Stof (materiaal)
Stof in de zin van materiaal is er in drie verschijningsvormen (fasen):
- vaste stof
- vloeistof
- gas of damp
De overgang van vaste stof naar vloeistof heet smelten. Omgekeerd heet het stollen. Van vloeistof naar gas heet verdampen. Omgekeerd heet het condenseren. Van vaste stof naar gas (damp) heet sublimeren. Bij de directe overgang van gas naar vaste stof spreekt men van neerslaan, desublimeren of (ver)rijpen.
Sommige stoffen veranderen door de aanwezigheid van zuurstof. IJzer kan bijvoorbeeld verroesten. De samenstelling van roest is anders dan het ijzer zelf. Officieel heet roest van ijzer ijzeroxide. Een verbinding van het element ijzer met zuurstof.
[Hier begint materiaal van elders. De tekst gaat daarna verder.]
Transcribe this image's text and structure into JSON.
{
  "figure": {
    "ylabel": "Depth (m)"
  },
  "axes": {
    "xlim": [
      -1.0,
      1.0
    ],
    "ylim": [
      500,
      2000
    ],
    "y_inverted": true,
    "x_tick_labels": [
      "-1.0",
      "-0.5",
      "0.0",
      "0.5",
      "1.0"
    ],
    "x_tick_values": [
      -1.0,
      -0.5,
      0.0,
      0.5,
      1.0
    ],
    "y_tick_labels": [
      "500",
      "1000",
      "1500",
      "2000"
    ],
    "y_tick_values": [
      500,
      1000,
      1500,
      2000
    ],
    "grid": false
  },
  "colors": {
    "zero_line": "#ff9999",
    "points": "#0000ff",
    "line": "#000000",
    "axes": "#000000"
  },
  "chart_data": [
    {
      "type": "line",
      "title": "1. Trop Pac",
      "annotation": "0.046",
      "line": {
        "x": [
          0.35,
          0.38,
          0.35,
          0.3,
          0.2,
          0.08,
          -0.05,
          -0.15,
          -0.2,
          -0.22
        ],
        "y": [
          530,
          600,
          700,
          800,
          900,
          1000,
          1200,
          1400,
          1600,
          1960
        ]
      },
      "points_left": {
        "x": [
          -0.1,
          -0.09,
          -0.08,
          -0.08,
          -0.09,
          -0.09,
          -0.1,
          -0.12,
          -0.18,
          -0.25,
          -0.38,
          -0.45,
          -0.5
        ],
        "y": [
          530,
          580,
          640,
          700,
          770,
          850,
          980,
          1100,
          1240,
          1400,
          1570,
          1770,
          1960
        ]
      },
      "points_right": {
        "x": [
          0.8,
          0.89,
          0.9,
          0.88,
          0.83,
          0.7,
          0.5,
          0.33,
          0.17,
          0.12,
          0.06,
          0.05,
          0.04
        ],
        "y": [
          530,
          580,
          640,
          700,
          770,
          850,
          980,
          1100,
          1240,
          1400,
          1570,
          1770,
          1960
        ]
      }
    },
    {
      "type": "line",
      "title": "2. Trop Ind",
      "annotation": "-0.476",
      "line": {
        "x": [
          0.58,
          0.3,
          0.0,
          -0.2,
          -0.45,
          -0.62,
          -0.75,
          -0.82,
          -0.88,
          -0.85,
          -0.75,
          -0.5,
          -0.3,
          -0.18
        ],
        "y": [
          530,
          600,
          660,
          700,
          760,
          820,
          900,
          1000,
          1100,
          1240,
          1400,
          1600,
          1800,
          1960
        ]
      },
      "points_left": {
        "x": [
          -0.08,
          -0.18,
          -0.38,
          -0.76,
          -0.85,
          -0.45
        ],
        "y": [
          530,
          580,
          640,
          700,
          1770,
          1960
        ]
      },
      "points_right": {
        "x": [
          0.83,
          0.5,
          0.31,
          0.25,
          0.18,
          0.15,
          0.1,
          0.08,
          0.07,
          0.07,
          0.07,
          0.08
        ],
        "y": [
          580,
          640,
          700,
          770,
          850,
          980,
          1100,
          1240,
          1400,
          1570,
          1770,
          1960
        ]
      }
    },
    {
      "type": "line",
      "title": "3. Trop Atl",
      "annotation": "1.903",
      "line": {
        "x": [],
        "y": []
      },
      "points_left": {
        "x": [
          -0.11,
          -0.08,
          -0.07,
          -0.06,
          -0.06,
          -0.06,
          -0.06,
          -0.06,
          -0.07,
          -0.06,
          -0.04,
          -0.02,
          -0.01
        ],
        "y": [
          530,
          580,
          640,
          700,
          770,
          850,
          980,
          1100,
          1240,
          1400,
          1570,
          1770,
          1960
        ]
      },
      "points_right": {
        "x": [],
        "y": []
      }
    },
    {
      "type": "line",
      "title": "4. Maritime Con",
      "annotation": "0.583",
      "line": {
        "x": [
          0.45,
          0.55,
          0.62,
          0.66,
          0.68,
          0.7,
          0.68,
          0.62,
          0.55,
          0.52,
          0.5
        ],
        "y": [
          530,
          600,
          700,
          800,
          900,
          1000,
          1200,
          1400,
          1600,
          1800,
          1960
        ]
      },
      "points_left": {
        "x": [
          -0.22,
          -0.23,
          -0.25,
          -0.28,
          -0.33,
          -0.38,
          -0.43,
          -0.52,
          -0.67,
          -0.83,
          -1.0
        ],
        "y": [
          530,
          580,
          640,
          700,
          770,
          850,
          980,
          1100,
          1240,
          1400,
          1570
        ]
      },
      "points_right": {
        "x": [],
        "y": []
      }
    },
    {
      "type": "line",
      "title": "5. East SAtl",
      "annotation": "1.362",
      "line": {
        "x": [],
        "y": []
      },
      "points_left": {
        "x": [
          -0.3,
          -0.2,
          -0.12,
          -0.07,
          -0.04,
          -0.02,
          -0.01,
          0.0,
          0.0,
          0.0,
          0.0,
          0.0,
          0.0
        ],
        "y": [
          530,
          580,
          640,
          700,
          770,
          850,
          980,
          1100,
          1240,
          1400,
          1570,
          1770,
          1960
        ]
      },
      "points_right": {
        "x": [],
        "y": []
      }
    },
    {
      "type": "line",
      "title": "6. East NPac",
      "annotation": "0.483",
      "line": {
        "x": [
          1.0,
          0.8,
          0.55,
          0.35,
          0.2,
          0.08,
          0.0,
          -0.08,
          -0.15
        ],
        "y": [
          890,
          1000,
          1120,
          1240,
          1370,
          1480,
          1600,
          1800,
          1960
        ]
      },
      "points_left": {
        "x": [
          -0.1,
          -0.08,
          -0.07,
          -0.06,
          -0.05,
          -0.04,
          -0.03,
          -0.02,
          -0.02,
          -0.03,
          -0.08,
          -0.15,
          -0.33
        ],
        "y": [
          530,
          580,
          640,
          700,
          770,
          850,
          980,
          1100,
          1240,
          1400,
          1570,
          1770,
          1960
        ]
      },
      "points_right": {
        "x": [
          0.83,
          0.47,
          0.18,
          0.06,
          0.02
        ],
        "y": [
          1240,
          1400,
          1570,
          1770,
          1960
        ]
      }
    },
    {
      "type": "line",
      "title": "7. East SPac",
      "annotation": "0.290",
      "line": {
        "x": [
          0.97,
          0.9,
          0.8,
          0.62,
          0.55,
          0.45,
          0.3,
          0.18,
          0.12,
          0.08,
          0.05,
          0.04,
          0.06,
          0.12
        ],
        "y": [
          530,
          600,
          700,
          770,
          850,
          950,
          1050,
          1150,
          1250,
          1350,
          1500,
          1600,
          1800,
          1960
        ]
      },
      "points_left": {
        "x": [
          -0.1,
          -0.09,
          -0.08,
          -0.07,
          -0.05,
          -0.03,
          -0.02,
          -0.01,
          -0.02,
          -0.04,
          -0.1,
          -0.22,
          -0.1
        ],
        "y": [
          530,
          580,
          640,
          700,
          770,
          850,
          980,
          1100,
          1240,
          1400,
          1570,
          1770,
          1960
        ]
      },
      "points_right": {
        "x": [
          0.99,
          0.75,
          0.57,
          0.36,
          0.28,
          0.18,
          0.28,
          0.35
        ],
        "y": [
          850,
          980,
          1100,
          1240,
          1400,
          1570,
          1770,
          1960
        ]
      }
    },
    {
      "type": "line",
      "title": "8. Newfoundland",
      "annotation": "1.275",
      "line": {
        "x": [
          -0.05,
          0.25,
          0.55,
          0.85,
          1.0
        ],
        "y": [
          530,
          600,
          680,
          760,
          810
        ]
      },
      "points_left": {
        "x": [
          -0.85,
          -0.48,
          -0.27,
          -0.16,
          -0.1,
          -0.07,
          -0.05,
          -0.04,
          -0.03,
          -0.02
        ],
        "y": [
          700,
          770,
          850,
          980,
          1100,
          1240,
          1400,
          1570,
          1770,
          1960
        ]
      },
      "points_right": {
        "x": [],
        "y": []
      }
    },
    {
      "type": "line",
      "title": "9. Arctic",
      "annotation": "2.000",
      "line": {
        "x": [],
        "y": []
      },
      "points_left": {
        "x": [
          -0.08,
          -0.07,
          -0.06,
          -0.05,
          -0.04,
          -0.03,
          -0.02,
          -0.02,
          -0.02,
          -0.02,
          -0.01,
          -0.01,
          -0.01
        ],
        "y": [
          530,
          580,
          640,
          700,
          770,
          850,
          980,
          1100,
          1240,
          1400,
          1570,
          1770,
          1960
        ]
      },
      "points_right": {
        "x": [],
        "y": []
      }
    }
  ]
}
Ook keukenzout is een stof, met de chemische samenstelling van chloor en natrium. Een stof kan dus ook een bepaalde smaak of geur hebben.
De meeste stoffen of materialen zijn een samenstelling van meerdere chemische elementen. Zo is plastic een kunststof, (chemisch) samengesteld uit koolstof, zuurstof en waterstof.
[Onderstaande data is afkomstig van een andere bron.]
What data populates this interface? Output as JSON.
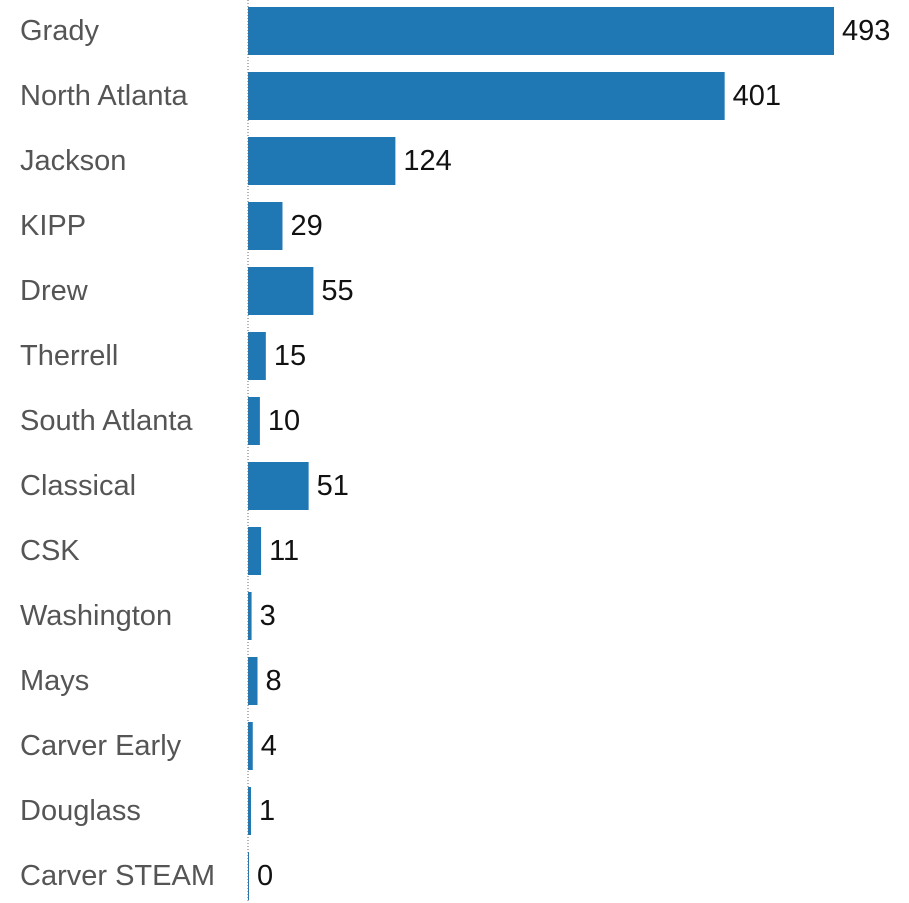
{
  "chart_data": {
    "type": "bar",
    "orientation": "horizontal",
    "title": "",
    "xlabel": "",
    "ylabel": "",
    "categories": [
      "Grady",
      "North Atlanta",
      "Jackson",
      "KIPP",
      "Drew",
      "Therrell",
      "South Atlanta",
      "Classical",
      "CSK",
      "Washington",
      "Mays",
      "Carver Early",
      "Douglass",
      "Carver STEAM"
    ],
    "values": [
      493,
      401,
      124,
      29,
      55,
      15,
      10,
      51,
      11,
      3,
      8,
      4,
      1,
      0
    ],
    "value_labels": [
      "493",
      "401",
      "124",
      "29",
      "55",
      "15",
      "10",
      "51",
      "11",
      "3",
      "8",
      "4",
      "1",
      "0"
    ],
    "xlim": [
      0,
      493
    ],
    "grid": false,
    "legend": "none",
    "colors": {
      "bar": "#1f77b4",
      "category_text": "#555555",
      "value_text": "#111111",
      "baseline": "#666666"
    }
  }
}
Beton is chemisch samengesteld uit calcium, waterstof, zuurstof en silicium. Maar gebruikelijker is te spreken van de stoffen zand, grind, cement en water, die op hun beurt een eigen chemische samenstelling hebben. Zo bestaat zand voor een groot deel uit silicium. Water bestaat uit de elementen waterstof en zuurstof. Hout is een natuurlijk materiaal, opgebouwd uit vezels met daartussen lucht. Eigenlijk bestaat hout uit cellulose, hemicellulose en lignine. Strikt genomen is cellulose een ingewikkelde chemische verbinding van koolstof, zuurstof en waterstof. Maar weer in een andere vorm dan bijvoorbeeld plastic.
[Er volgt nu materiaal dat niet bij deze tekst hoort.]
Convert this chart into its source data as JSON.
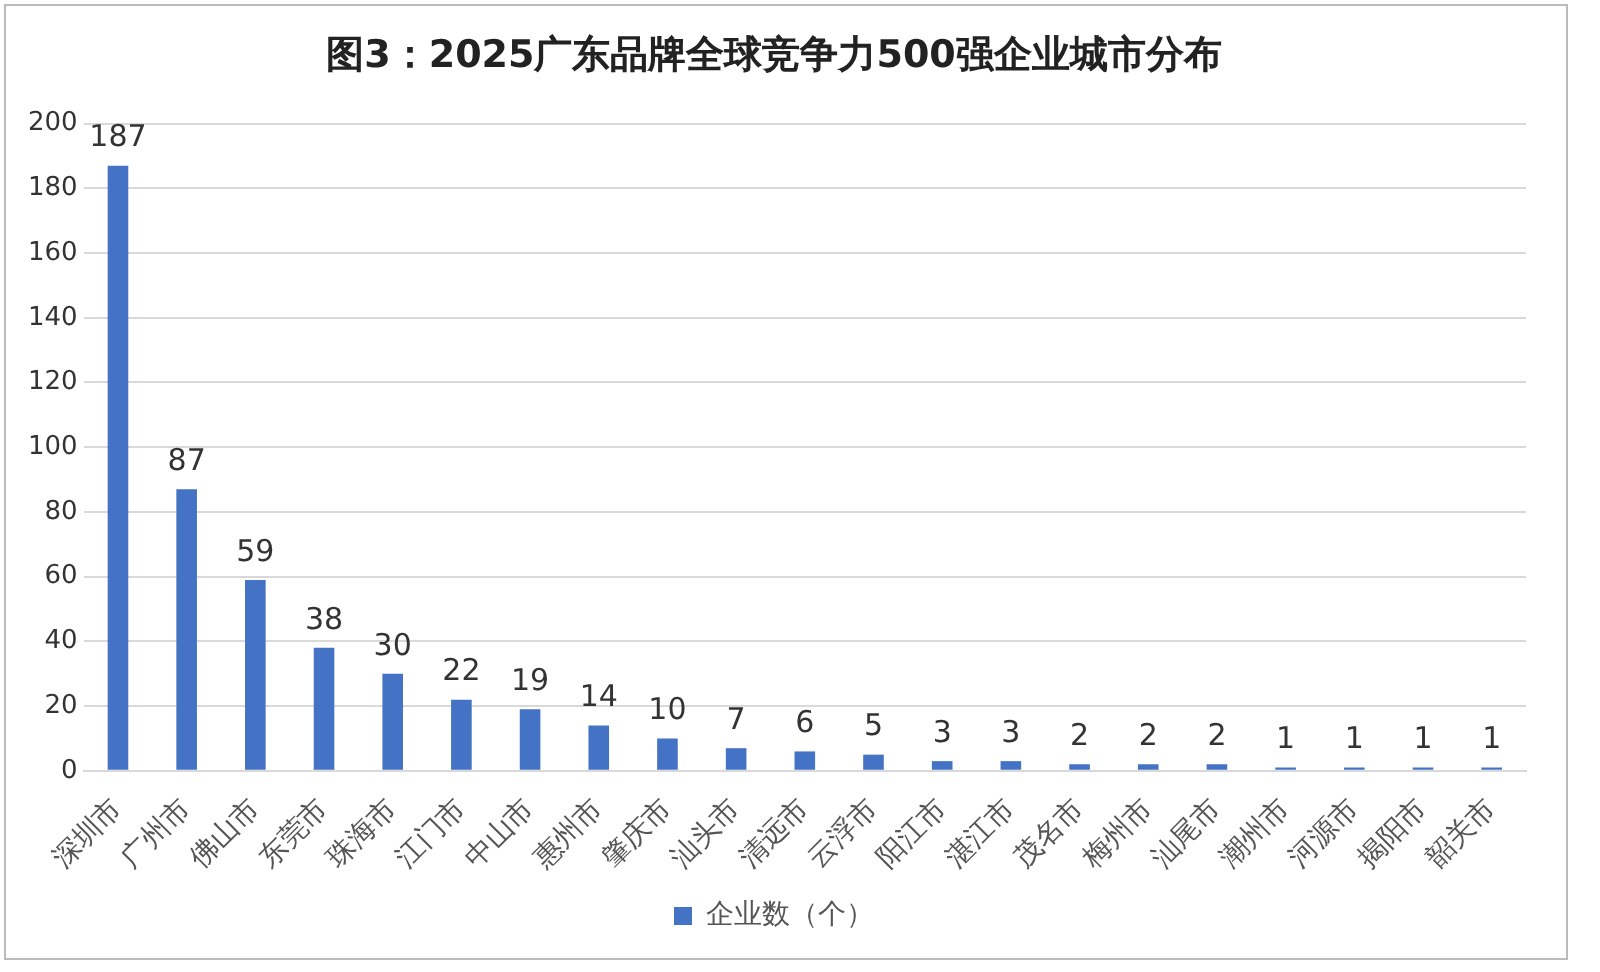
{
  "chart_data": {
    "type": "bar",
    "title": "图3：2025广东品牌全球竞争力500强企业城市分布",
    "categories": [
      "深圳市",
      "广州市",
      "佛山市",
      "东莞市",
      "珠海市",
      "江门市",
      "中山市",
      "惠州市",
      "肇庆市",
      "汕头市",
      "清远市",
      "云浮市",
      "阳江市",
      "湛江市",
      "茂名市",
      "梅州市",
      "汕尾市",
      "潮州市",
      "河源市",
      "揭阳市",
      "韶关市"
    ],
    "series": [
      {
        "name": "企业数（个）",
        "color": "#4472c4",
        "values": [
          187,
          87,
          59,
          38,
          30,
          22,
          19,
          14,
          10,
          7,
          6,
          5,
          3,
          3,
          2,
          2,
          2,
          1,
          1,
          1,
          1
        ]
      }
    ],
    "ylim": [
      0,
      200
    ],
    "yticks": [
      0,
      20,
      40,
      60,
      80,
      100,
      120,
      140,
      160,
      180,
      200
    ],
    "grid": "y",
    "legend": "bottom",
    "data_labels": true
  }
}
Deze voorbeelden geven aan dat stoffen een ingewikkelde chemische samenstelling kunnen hebben. Bij het vak scheikunde leer je hoe dat precies zit en hoe de chemische industrie nieuwe stoffen kan maken.
Ook wij mensen bestaan uit allerlei stoffen. Wist je dat je lijf voor zo'n 70% uit water bestaat? Bij een dood lichaam spreken ze van een stoffelijk overschot. In de bijbel staat: "Gij zijt uit stof, en tot stof zult gij wederkeren".
Eigenschappen
Elke stof heeft bepaalde (fysieke en uiterlijke) eigenschappen of kenmerken. Vaak kun je spreken van tegenoverstelingen als je stoffen met elkaar vergelijkt:
- sterk - slap
- licht - zwaar
- soepel of buigzaam - star of stijf
- hard - zacht
- dicht of massief - bros of luchtig
- Oplosbaar - onoplosbaar
- Lichtdoorlatend of doorschijnend - niet licht doorlatend
Ook hebben stoffen dus een eigen geur, smaak en een eigen kleur. Ook geluid speelt een rol. Bovendien kan de ene stof beter tegen hitte of juist kou bestand zijn dan de andere stof. Ook de brandbaarheid van een stof is een eigenschap. Sommige stoffen lossen op in water (denk aan suiker) of in andere vloeistoffen zoals zuren.
Afvalstoffen?
Tegenwoordig kun je eigenlijk nauwelijks meer spreken van afvalstoffen. Spullen die we weggooien kunnen hergebruikt worden of het afval wordt zo verwerkt dat je weer kunt spreken van grondstoffen, waar weer nieuwe spullen van kunnen worden gemaakt. Dit kennen we als recyclen. Grondstoffen zijn materialen of stoffen die we in beginsel halen uit de ons omringende natuur.